Want more real estate news? Click here for a complete list of our “This Week in Real Estate” articles.
Home Prices Increase at Slower Pace
In June, U.S. home prices rose at a slower pace, perhaps signaling a future price trend. According to the Standard & Poor’s/Case-Shiller 20-city home price index report released this week, home prices increased 8.1 percent compared to a year-ago period. But, that rate is down from 9.4 percent the prior month. It’s also the smallest annual gain since December 2012, according to the Associated Press.
This is good news for many first-time buyers, who may have found themselves on the fence because of soaring prices. Some buyers have also been anxious about another bubble.
Prices were making double-digit leaps in many cities in the country, scaring away buyers and making homes unaffordable. But the slowdown in prices indicates things might be returning to a sense of normalcy.
Price growth slumped in all 20 cities on the index. In Cleveland, home values went up only 0.8 percent. In Las Vegas, Phoenix, Miami and Tampa, Fla., prices are at least 33 percent below their housing bubble peaks, the AP reported.
Even in uber-expensive cities such as San Francisco, there are signs of a slowdown. Prices were up 12.9 percent in June, while back in April the annual growth rate was 18.4 percent.
Economists believe that the Federal Reserve will raise long-term interest rates as the market slowly returns to a normal pace. That, in turn, could make mortgage rates go up. Some believe a change in rates won’t make a dent on recovery.
“Rising mortgage rates won’t send housing into a tailspin, but will further dampen price gains,” David Blitzer, chairman of the index committee at S&P Dow Jones Indices told the AP.
Foreclosures Plummet Again, for 18th Straight Month
U.S. foreclosures spiraled down in July, bringing in positive news for a housing market that took a massive beating during the real estate downturn.
According to a report, the foreclosure rate slid 21.2 percent from the same month last year, falling to 45,000 last month. That’s the 18th straight month showing at least a 20 percent year-over-year decline, according to CoreLogic, a firm that tracks data for the housing industry.

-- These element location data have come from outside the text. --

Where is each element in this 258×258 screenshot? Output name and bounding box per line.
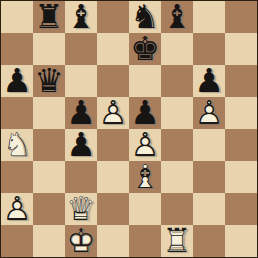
square-g8[interactable] (193, 1, 225, 33)
black-bishop-piece: ♝ (65, 1, 97, 33)
square-g1[interactable] (193, 225, 225, 257)
black-queen-piece: ♛ (33, 65, 65, 97)
white-bishop-piece: ♗ (129, 161, 161, 193)
black-pawn-piece: ♟ (1, 65, 33, 97)
square-b4[interactable] (33, 129, 65, 161)
square-e5[interactable]: ♟ (129, 97, 161, 129)
square-g7[interactable] (193, 33, 225, 65)
white-rook-fill: ♜ (161, 225, 193, 257)
square-d4[interactable] (97, 129, 129, 161)
square-e8[interactable]: ♞ (129, 1, 161, 33)
square-g5[interactable]: ♟♙ (193, 97, 225, 129)
square-f2[interactable] (161, 193, 193, 225)
square-f4[interactable] (161, 129, 193, 161)
square-c4[interactable]: ♟ (65, 129, 97, 161)
square-c6[interactable] (65, 65, 97, 97)
square-e6[interactable] (129, 65, 161, 97)
square-f8[interactable]: ♝ (161, 1, 193, 33)
square-c8[interactable]: ♝ (65, 1, 97, 33)
square-b8[interactable]: ♜ (33, 1, 65, 33)
black-pawn-piece: ♟ (65, 129, 97, 161)
square-a4[interactable]: ♞♘ (1, 129, 33, 161)
black-pawn-piece: ♟ (129, 97, 161, 129)
white-queen-piece: ♕ (65, 193, 97, 225)
square-e2[interactable] (129, 193, 161, 225)
square-c1[interactable]: ♚♔ (65, 225, 97, 257)
white-pawn-piece: ♙ (129, 129, 161, 161)
square-d7[interactable] (97, 33, 129, 65)
square-a8[interactable] (1, 1, 33, 33)
square-h4[interactable] (225, 129, 257, 161)
board-grid: ♜♝♞♝♚♟♛♟♟♟♙♟♟♙♞♘♟♟♙♝♗♟♙♛♕♚♔♜♖ (1, 1, 257, 257)
black-pawn-piece: ♟ (193, 65, 225, 97)
square-g2[interactable] (193, 193, 225, 225)
square-f5[interactable] (161, 97, 193, 129)
square-g6[interactable]: ♟ (193, 65, 225, 97)
white-king-fill: ♚ (65, 225, 97, 257)
square-c5[interactable]: ♟ (65, 97, 97, 129)
black-bishop-piece: ♝ (161, 1, 193, 33)
square-b7[interactable] (33, 33, 65, 65)
white-queen-fill: ♛ (65, 193, 97, 225)
square-e3[interactable]: ♝♗ (129, 161, 161, 193)
square-h3[interactable] (225, 161, 257, 193)
square-e1[interactable] (129, 225, 161, 257)
white-knight-fill: ♞ (1, 129, 33, 161)
square-e7[interactable]: ♚ (129, 33, 161, 65)
square-g4[interactable] (193, 129, 225, 161)
square-a3[interactable] (1, 161, 33, 193)
white-pawn-fill: ♟ (193, 97, 225, 129)
chessboard: ♜♝♞♝♚♟♛♟♟♟♙♟♟♙♞♘♟♟♙♝♗♟♙♛♕♚♔♜♖ (0, 0, 258, 258)
square-g3[interactable] (193, 161, 225, 193)
square-b2[interactable] (33, 193, 65, 225)
square-d8[interactable] (97, 1, 129, 33)
square-a2[interactable]: ♟♙ (1, 193, 33, 225)
square-f1[interactable]: ♜♖ (161, 225, 193, 257)
square-a1[interactable] (1, 225, 33, 257)
white-pawn-fill: ♟ (1, 193, 33, 225)
square-d5[interactable]: ♟♙ (97, 97, 129, 129)
black-king-piece: ♚ (129, 33, 161, 65)
white-pawn-fill: ♟ (97, 97, 129, 129)
square-h1[interactable] (225, 225, 257, 257)
square-a7[interactable] (1, 33, 33, 65)
square-c7[interactable] (65, 33, 97, 65)
square-b5[interactable] (33, 97, 65, 129)
white-pawn-piece: ♙ (193, 97, 225, 129)
square-d2[interactable] (97, 193, 129, 225)
white-pawn-piece: ♙ (97, 97, 129, 129)
square-f7[interactable] (161, 33, 193, 65)
square-c3[interactable] (65, 161, 97, 193)
square-d3[interactable] (97, 161, 129, 193)
black-pawn-piece: ♟ (65, 97, 97, 129)
white-king-piece: ♔ (65, 225, 97, 257)
square-h7[interactable] (225, 33, 257, 65)
square-h2[interactable] (225, 193, 257, 225)
white-bishop-fill: ♝ (129, 161, 161, 193)
square-d1[interactable] (97, 225, 129, 257)
square-a6[interactable]: ♟ (1, 65, 33, 97)
square-a5[interactable] (1, 97, 33, 129)
square-h5[interactable] (225, 97, 257, 129)
square-e4[interactable]: ♟♙ (129, 129, 161, 161)
square-b1[interactable] (33, 225, 65, 257)
white-pawn-piece: ♙ (1, 193, 33, 225)
square-h8[interactable] (225, 1, 257, 33)
white-pawn-fill: ♟ (129, 129, 161, 161)
square-c2[interactable]: ♛♕ (65, 193, 97, 225)
black-knight-piece: ♞ (129, 1, 161, 33)
square-d6[interactable] (97, 65, 129, 97)
square-f3[interactable] (161, 161, 193, 193)
square-h6[interactable] (225, 65, 257, 97)
square-b3[interactable] (33, 161, 65, 193)
white-rook-piece: ♖ (161, 225, 193, 257)
square-b6[interactable]: ♛ (33, 65, 65, 97)
black-rook-piece: ♜ (33, 1, 65, 33)
square-f6[interactable] (161, 65, 193, 97)
white-knight-piece: ♘ (1, 129, 33, 161)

Completed foreclosures, which indicate the number of homes that have actually been foreclosed, were down 8.5 percent from June, another good sign.
“The stock of distressed debt continues to rapidly decline, especially in Western states,” Sam Khater, deputy chief economist at CoreLogic told The Hill.“The number of seriously delinquent loans fell by more than 25 percent from the prior year in 10 states, and seven of those states were in the West.”
Foreclosures have been the biggest curse for the housing industry since the recession hit. Abandoned homes dragged down property values and prices all across the country, while also destroying credit and dashing dreams. There have been about 5.1 million completed foreclosures in the last six years.
As of last month, approximately 640,000 homes in the U.S. were in some stage of foreclosure, compared with 976,000 in July 2013 – a year-over-year decrease of 34.4 percent, The Hill reported.
This downward trend is a relief for all in the housing industry.
“Based on current trends, the overall foreclosure inventory could trend down to as low as 500,000 homes by year-end, which is very positive news for the housing market,” Anand Nallathambi, president and CEO of CoreLogic told The Hill.
“In total, there are now 36 states with an inventory of foreclosed homes lower than the national rate of 1.7 percent.”